8. The investor's financial success is in direct proportion to his understanding of the investment enterprise.

9. "margin of Safety" assists your investment in two ways. The first is to buffer the possible price risk, and the second is to obtain a relatively high rate of return on equity.

10. It is foolish to own a stock and expect it to rise next week.

Even if the Fed chairman secretly tells me the monetary policy for the next two years, I will not change any of my investments for it.

12. Ignore the rise and fall of the stock market, do not worry about the changes in the economic situation, do not believe in any forecasts, do not accept any inside information, and only pay attention to two points: A. What stock to buy; B. Buying price.

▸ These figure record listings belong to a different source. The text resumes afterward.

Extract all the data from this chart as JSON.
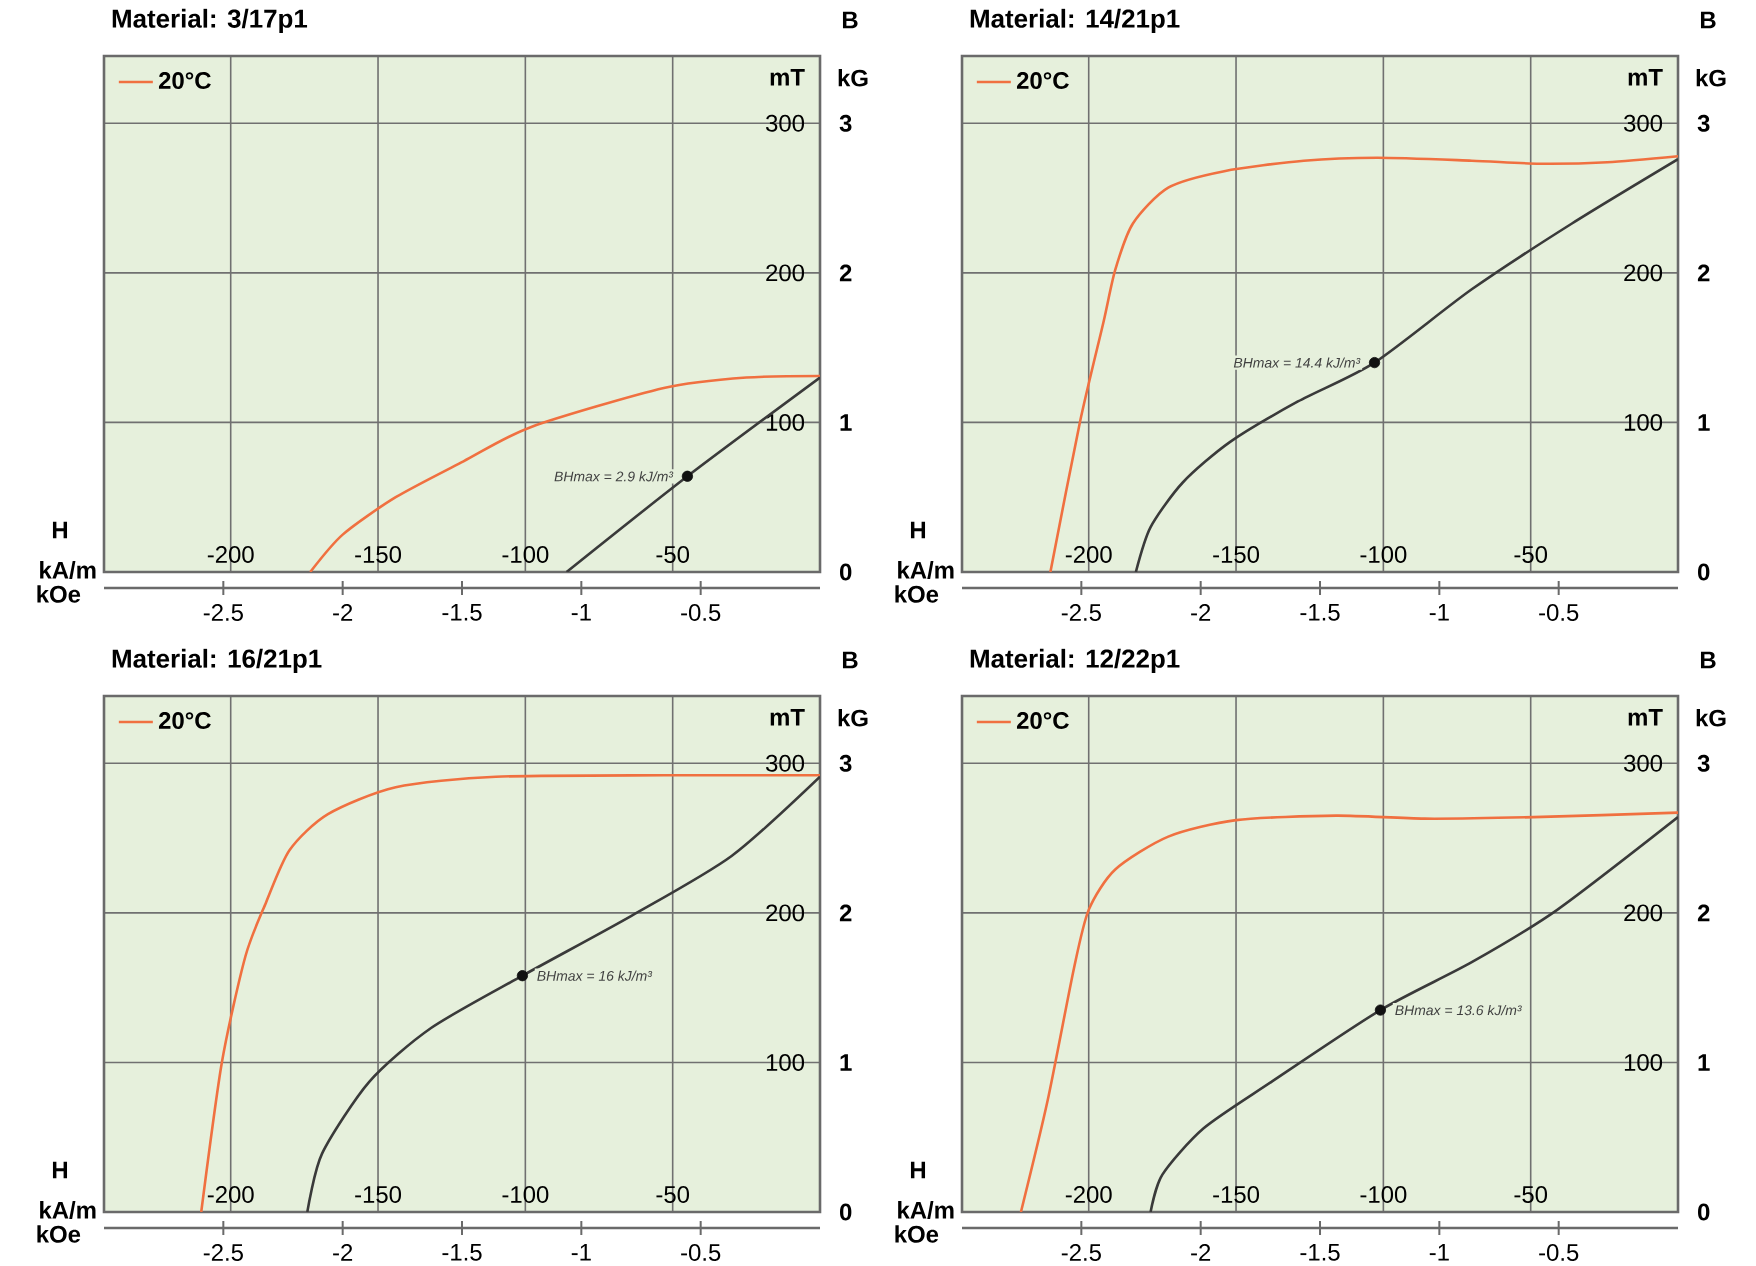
{
  "chart_data": [
    {
      "type": "line",
      "title": "Material: 3/17p1",
      "xlabel": "kA/m",
      "x2label": "kOe",
      "ylabel": "mT",
      "y2label": "kG",
      "xlim": [
        -243,
        0
      ],
      "xticks": [
        -200,
        -150,
        -100,
        -50
      ],
      "x2lim": [
        -3.0,
        0
      ],
      "x2ticks": [
        -2.5,
        -2,
        -1.5,
        -1,
        -0.5
      ],
      "ylim": [
        0,
        345
      ],
      "yticks": [
        100,
        200,
        300
      ],
      "y2lim": [
        0,
        3.45
      ],
      "y2ticks": [
        0,
        1,
        2,
        3
      ],
      "grid": true,
      "legend": "top left",
      "annotations": [
        "H",
        "B",
        {
          "text": "BHmax = 2.9 kJ/m³",
          "x": -45,
          "y": 64
        }
      ],
      "series": [
        {
          "name": "20°C",
          "color": "#f07040",
          "x": [
            -173,
            -162,
            -144,
            -121,
            -98,
            -53,
            -25,
            0
          ],
          "values": [
            0,
            25,
            50,
            74,
            97,
            123,
            130,
            131
          ]
        },
        {
          "color": "#3a3a3a",
          "x": [
            -86,
            -45,
            0
          ],
          "values": [
            0,
            64,
            130
          ]
        },
        {
          "type": "scatter",
          "color": "#111111",
          "x": [
            -45
          ],
          "values": [
            64
          ]
        }
      ]
    },
    {
      "type": "line",
      "title": "Material: 14/21p1",
      "xlabel": "kA/m",
      "x2label": "kOe",
      "ylabel": "mT",
      "y2label": "kG",
      "xlim": [
        -243,
        0
      ],
      "xticks": [
        -200,
        -150,
        -100,
        -50
      ],
      "x2lim": [
        -3.0,
        0
      ],
      "x2ticks": [
        -2.5,
        -2,
        -1.5,
        -1,
        -0.5
      ],
      "ylim": [
        0,
        345
      ],
      "yticks": [
        100,
        200,
        300
      ],
      "y2lim": [
        0,
        3.45
      ],
      "y2ticks": [
        0,
        1,
        2,
        3
      ],
      "grid": true,
      "legend": "top left",
      "annotations": [
        "H",
        "B",
        {
          "text": "BHmax = 14.4 kJ/m³",
          "x": -103,
          "y": 140
        }
      ],
      "series": [
        {
          "name": "20°C",
          "color": "#f07040",
          "x": [
            -213,
            -203,
            -195,
            -191,
            -185,
            -173,
            -154,
            -127,
            -102,
            -70,
            -47,
            -24,
            0
          ],
          "values": [
            0,
            100,
            167,
            202,
            233,
            257,
            268,
            275,
            277,
            275,
            273,
            274,
            278
          ]
        },
        {
          "color": "#3a3a3a",
          "x": [
            -184,
            -179,
            -168,
            -152,
            -129,
            -103,
            -70,
            -36,
            0
          ],
          "values": [
            0,
            30,
            60,
            87,
            114,
            140,
            189,
            233,
            276
          ]
        },
        {
          "type": "scatter",
          "color": "#111111",
          "x": [
            -103
          ],
          "values": [
            140
          ]
        }
      ]
    },
    {
      "type": "line",
      "title": "Material: 16/21p1",
      "xlabel": "kA/m",
      "x2label": "kOe",
      "ylabel": "mT",
      "y2label": "kG",
      "xlim": [
        -243,
        0
      ],
      "xticks": [
        -200,
        -150,
        -100,
        -50
      ],
      "x2lim": [
        -3.0,
        0
      ],
      "x2ticks": [
        -2.5,
        -2,
        -1.5,
        -1,
        -0.5
      ],
      "ylim": [
        0,
        345
      ],
      "yticks": [
        100,
        200,
        300
      ],
      "y2lim": [
        0,
        3.45
      ],
      "y2ticks": [
        0,
        1,
        2,
        3
      ],
      "grid": true,
      "legend": "top left",
      "annotations": [
        "H",
        "B",
        {
          "text": "BHmax = 16 kJ/m³",
          "x": -101,
          "y": 158
        }
      ],
      "series": [
        {
          "name": "20°C",
          "color": "#f07040",
          "x": [
            -210,
            -203,
            -195,
            -188,
            -180,
            -167,
            -144,
            -110,
            -53,
            0
          ],
          "values": [
            0,
            100,
            171,
            207,
            242,
            266,
            284,
            291,
            292,
            292
          ]
        },
        {
          "color": "#3a3a3a",
          "x": [
            -174,
            -169,
            -153,
            -132,
            -101,
            -64,
            -30,
            0
          ],
          "values": [
            0,
            39,
            87,
            123,
            158,
            198,
            238,
            291
          ]
        },
        {
          "type": "scatter",
          "color": "#111111",
          "x": [
            -101
          ],
          "values": [
            158
          ]
        }
      ]
    },
    {
      "type": "line",
      "title": "Material: 12/22p1",
      "xlabel": "kA/m",
      "x2label": "kOe",
      "ylabel": "mT",
      "y2label": "kG",
      "xlim": [
        -243,
        0
      ],
      "xticks": [
        -200,
        -150,
        -100,
        -50
      ],
      "x2lim": [
        -3.0,
        0
      ],
      "x2ticks": [
        -2.5,
        -2,
        -1.5,
        -1,
        -0.5
      ],
      "ylim": [
        0,
        345
      ],
      "yticks": [
        100,
        200,
        300
      ],
      "y2lim": [
        0,
        3.45
      ],
      "y2ticks": [
        0,
        1,
        2,
        3
      ],
      "grid": true,
      "legend": "top left",
      "annotations": [
        "H",
        "B",
        {
          "text": "BHmax = 13.6 kJ/m³",
          "x": -101,
          "y": 135
        }
      ],
      "series": [
        {
          "name": "20°C",
          "color": "#f07040",
          "x": [
            -223,
            -214,
            -205,
            -200,
            -191,
            -173,
            -150,
            -116,
            -86,
            -49,
            0
          ],
          "values": [
            0,
            74,
            163,
            202,
            229,
            251,
            262,
            265,
            263,
            264,
            267
          ]
        },
        {
          "color": "#3a3a3a",
          "x": [
            -179,
            -175,
            -161,
            -138,
            -101,
            -70,
            -41,
            0
          ],
          "values": [
            0,
            25,
            56,
            87,
            135,
            167,
            202,
            264
          ]
        },
        {
          "type": "scatter",
          "color": "#111111",
          "x": [
            -101
          ],
          "values": [
            135
          ]
        }
      ]
    }
  ]
}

The six elements of Buffett's undefeated stock market

First, make money instead of losing money

Buffett is often quoted as saying: "the first rule of investment is not to lose money; the second rule is never forget the first rule." "because if you invest one dollar and lose 50 cents, you will only have half of the money left, and you will not be able to return to the starting point unless you have a 100% return.

Buffett's greatest achievement was that he experienced three bear markets between 1965 and 2006, while his Berkshire Hathaway lost money for only one year (2001).

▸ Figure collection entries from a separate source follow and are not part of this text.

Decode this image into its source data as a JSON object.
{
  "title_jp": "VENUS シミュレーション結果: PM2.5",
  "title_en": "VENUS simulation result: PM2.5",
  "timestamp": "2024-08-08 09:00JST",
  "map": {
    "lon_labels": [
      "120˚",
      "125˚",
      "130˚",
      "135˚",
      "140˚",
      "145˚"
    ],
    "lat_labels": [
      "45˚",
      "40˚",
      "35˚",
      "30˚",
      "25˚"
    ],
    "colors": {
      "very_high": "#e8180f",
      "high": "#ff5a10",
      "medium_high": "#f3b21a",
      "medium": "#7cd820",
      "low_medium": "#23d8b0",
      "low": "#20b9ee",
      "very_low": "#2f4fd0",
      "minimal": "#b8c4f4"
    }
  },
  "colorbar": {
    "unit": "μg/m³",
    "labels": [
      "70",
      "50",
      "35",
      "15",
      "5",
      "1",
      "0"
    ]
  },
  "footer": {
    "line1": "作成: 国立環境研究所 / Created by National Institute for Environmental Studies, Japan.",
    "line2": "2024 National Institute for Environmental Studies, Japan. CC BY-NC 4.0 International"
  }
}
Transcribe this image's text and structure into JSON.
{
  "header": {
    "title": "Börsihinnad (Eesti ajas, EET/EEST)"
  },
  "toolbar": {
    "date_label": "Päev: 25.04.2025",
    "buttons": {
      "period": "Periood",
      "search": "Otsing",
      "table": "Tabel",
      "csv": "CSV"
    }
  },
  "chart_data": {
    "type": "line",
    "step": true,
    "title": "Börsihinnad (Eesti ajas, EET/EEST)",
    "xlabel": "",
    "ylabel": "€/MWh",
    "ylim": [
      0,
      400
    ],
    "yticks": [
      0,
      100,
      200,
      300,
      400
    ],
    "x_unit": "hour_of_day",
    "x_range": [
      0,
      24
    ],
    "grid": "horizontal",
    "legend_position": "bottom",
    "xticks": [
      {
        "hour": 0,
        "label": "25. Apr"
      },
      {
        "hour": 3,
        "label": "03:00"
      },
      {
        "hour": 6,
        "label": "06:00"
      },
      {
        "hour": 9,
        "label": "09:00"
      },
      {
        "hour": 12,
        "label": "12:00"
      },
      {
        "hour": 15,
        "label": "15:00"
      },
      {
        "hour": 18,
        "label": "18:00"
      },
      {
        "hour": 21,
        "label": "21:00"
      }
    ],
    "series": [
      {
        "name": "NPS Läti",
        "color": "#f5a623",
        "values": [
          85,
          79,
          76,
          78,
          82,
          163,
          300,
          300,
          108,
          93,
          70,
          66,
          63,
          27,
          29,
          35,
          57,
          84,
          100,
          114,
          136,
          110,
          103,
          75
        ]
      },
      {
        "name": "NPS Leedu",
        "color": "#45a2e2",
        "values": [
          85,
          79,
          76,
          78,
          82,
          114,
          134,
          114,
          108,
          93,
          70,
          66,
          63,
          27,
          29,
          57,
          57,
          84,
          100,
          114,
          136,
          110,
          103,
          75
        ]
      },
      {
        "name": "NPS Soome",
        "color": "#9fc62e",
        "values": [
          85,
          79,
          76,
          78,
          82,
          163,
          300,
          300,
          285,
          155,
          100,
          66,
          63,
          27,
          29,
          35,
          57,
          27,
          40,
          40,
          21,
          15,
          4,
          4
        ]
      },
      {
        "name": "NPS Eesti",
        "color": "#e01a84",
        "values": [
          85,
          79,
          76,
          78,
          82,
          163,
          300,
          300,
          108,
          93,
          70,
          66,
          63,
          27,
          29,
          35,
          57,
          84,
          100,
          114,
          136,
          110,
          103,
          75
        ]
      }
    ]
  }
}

Don't be deceived by the earnings

Buffett prefers to measure corporate earnings by return on equity. The return on equity is divided by the net income of the company by the equity of the shareholders. it measures the percentage of the company's profits in the shareholders' capital and can more effectively reflect the profit growth of the company.

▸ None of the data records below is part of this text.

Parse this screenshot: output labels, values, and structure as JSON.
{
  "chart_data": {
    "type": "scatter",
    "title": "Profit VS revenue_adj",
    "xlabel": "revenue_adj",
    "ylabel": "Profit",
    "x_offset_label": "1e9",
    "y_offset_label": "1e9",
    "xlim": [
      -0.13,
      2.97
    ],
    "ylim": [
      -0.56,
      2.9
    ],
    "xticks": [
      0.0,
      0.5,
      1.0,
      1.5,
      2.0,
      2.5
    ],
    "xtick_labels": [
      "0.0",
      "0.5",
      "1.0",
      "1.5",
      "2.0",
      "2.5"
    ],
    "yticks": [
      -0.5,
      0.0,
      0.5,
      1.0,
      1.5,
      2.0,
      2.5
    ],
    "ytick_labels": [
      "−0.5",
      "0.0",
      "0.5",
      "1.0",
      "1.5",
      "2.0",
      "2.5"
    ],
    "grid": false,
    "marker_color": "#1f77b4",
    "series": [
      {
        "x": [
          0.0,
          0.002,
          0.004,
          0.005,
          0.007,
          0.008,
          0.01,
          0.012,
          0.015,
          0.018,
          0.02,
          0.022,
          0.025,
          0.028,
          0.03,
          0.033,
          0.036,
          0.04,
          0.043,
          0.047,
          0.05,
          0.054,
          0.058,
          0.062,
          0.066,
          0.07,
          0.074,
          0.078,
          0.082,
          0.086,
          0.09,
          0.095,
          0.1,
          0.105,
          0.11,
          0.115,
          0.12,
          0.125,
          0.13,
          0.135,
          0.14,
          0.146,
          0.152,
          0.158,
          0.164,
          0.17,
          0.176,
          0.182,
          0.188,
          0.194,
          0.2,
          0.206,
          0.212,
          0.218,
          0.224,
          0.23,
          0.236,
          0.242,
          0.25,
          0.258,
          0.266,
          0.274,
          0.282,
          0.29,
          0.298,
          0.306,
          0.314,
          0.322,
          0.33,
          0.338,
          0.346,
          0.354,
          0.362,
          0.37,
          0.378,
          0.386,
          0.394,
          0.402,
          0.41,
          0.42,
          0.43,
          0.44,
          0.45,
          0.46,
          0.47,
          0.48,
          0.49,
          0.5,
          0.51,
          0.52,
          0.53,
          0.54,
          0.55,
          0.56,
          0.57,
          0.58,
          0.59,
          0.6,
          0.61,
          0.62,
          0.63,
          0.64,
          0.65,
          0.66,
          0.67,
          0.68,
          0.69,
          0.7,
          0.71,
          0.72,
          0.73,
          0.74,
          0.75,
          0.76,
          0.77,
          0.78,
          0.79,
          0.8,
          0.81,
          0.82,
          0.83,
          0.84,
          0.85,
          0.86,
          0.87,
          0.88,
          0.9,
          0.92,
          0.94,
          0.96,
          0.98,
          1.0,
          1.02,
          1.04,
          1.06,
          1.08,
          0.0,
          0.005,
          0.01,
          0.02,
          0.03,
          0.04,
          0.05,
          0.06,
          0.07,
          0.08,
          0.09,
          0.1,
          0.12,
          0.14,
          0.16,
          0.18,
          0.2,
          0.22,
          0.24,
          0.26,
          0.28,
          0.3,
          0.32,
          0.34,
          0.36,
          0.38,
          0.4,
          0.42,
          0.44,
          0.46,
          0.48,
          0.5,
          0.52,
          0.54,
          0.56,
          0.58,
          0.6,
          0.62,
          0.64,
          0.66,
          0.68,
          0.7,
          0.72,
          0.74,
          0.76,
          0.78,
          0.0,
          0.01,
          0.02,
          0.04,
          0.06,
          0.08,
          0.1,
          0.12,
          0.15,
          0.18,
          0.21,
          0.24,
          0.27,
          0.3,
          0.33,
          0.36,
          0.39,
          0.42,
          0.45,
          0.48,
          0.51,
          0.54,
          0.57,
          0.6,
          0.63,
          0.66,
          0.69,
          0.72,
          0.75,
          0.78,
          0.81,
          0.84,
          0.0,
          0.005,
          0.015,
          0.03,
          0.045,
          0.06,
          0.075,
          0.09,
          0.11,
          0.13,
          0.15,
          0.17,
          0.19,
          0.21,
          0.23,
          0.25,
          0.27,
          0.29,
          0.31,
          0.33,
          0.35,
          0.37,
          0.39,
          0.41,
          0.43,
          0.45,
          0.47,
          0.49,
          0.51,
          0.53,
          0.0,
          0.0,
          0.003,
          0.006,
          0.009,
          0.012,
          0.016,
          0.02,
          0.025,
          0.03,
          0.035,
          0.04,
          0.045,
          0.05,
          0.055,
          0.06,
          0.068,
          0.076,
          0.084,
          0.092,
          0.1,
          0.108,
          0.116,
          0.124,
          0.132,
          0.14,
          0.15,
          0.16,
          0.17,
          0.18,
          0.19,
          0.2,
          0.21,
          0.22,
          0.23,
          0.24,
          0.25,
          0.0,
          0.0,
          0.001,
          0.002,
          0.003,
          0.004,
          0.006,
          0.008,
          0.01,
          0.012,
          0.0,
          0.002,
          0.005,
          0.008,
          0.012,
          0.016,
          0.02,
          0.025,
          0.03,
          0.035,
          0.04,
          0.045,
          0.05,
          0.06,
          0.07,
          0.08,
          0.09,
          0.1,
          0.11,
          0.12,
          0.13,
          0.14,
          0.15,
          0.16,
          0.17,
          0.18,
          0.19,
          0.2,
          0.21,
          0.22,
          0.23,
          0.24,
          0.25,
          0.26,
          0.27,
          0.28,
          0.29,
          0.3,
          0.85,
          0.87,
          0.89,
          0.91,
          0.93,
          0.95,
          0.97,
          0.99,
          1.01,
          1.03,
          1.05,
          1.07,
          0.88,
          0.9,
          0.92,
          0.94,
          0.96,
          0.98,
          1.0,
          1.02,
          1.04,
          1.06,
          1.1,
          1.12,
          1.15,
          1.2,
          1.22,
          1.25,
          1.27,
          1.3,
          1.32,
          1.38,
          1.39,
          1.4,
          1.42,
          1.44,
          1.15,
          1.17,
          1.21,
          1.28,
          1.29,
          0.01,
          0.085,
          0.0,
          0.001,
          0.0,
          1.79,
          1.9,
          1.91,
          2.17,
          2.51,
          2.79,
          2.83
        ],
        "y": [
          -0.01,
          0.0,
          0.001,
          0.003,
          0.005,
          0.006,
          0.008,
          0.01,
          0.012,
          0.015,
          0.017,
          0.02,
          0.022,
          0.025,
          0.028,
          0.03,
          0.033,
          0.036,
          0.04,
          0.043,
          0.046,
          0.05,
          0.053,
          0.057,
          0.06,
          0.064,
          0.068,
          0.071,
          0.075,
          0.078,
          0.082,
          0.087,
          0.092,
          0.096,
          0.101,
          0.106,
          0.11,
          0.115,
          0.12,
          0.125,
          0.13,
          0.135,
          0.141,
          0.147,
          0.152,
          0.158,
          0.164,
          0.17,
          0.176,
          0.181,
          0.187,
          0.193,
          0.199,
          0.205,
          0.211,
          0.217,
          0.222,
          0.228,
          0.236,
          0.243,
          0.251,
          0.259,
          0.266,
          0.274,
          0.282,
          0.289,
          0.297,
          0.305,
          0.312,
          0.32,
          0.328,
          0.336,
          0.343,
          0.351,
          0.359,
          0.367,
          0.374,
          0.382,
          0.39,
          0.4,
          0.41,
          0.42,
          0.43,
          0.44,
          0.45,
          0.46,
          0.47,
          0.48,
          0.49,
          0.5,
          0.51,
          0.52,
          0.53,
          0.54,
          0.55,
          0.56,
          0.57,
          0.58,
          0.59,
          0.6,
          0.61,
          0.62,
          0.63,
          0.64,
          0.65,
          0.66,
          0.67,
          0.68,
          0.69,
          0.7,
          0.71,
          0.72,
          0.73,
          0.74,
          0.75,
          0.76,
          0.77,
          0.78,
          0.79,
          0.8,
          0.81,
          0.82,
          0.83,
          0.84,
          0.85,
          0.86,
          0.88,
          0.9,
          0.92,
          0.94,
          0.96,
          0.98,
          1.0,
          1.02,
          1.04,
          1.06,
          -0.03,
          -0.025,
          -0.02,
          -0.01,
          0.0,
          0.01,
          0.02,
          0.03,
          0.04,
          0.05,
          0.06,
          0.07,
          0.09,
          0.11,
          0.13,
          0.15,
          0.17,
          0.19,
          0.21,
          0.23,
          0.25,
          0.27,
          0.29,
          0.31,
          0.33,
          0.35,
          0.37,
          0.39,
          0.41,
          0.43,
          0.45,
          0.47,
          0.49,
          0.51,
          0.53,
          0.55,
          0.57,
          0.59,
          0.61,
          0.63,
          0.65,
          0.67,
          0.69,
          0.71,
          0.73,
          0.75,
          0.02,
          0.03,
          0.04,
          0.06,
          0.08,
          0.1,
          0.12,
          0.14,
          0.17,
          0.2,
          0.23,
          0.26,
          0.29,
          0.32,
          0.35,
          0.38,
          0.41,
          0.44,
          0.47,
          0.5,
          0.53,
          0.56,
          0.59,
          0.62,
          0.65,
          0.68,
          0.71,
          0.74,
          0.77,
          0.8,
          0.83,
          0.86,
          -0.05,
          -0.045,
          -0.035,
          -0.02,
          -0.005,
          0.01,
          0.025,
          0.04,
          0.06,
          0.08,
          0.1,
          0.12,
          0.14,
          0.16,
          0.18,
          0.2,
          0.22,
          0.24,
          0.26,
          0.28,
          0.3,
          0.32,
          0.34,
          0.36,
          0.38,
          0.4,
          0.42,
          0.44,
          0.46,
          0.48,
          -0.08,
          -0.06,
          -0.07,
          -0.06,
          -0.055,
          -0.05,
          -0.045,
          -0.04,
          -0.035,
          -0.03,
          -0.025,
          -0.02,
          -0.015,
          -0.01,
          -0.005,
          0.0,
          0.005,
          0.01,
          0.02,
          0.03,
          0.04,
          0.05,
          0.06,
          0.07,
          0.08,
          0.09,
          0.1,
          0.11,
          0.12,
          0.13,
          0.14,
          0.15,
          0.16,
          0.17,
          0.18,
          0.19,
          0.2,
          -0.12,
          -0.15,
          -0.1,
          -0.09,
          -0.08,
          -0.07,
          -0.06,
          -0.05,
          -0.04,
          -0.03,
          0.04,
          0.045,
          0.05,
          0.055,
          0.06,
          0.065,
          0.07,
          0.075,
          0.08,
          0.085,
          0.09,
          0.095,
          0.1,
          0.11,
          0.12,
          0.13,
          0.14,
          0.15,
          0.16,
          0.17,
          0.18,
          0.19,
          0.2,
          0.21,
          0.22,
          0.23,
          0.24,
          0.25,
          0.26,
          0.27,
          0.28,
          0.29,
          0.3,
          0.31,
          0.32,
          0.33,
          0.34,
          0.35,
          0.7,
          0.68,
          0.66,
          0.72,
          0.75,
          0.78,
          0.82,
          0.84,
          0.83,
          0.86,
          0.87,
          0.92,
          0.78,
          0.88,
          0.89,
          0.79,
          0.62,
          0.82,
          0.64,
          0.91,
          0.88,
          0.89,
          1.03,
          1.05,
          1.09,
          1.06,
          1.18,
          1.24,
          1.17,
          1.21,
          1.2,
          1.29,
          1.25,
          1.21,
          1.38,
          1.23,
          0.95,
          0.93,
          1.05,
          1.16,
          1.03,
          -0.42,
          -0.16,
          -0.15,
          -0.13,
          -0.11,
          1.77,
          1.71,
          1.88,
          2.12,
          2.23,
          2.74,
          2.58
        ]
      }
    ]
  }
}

According to his value investment principle, the company's return on equity should not be less than 15%. Among the shares of listed companies held by Buffett, Coca-Cola Company has a return on equity of more than 30 per cent and American Express Co 37 per cent.

Third, look at the future

Buffett is called "the Prophet of Omaha" because he is always consciously trying to tell whether the company has a good future and whether it can continue to be successful for the next 25 years. Buffett often says to look forward through the window, not in the rearview mirror.

One way to predict the future of a company is to calculate how much the company's expected cash income is worth today. This is Buffett's way to assess the intrinsic value of the company. Then he will look for companies that seriously deviate from that value and sell at a low price.

Fourth, insist on investing in companies that can form a huge "barrier" to competitors.

Predicting that there are bound to be risks in the future, Buffett favors companies that can pose a huge "economic barrier" to competitors. This does not necessarily mean that the company he invests in must monopolize a certain product or market. For example, Coca-Cola Company has never been short of competitors. But Buffett is always looking for companies that have a long-term competitive advantage and make his predictions of corporate value safer.

One of the reasons Buffett was reluctant to invest in technology stocks in the late 1990s was that he couldn't see which company had enough long-term competitive advantage.

If you want to bet, bet on the big one.

Most value investors are conservative by nature. But Buffett is not. The $62 billion he invested in the stock market was concentrated in 45 stocks. His investment strategy is even more radical than that number. The top 10 stocks account for 90% of his total investment in his portfolio. "this is in line with Buffett's investment philosophy," said Justin Fuller, a senior equity analyst at Morningstar. Don't hesitate, why not invest your money in your favorite investment? "

Be patient and wait

If you change hands in the stock market, you may miss the opportunity. Buffett's principle is: don't change hands frequently until you have a good investor.

Buffett often quotes legendary baseball batter Ted Williams as saying: "to be a good batter, you must have a good ball to play." "if he doesn't have a good investment, he'd rather hold cash. According to Morningstar, cash accounts for more than 18% of Berkshire Hathaway's investment, while most fund companies have only 4% of it.

Edit / Phoebe, Emily

The translation is provided by third-party software.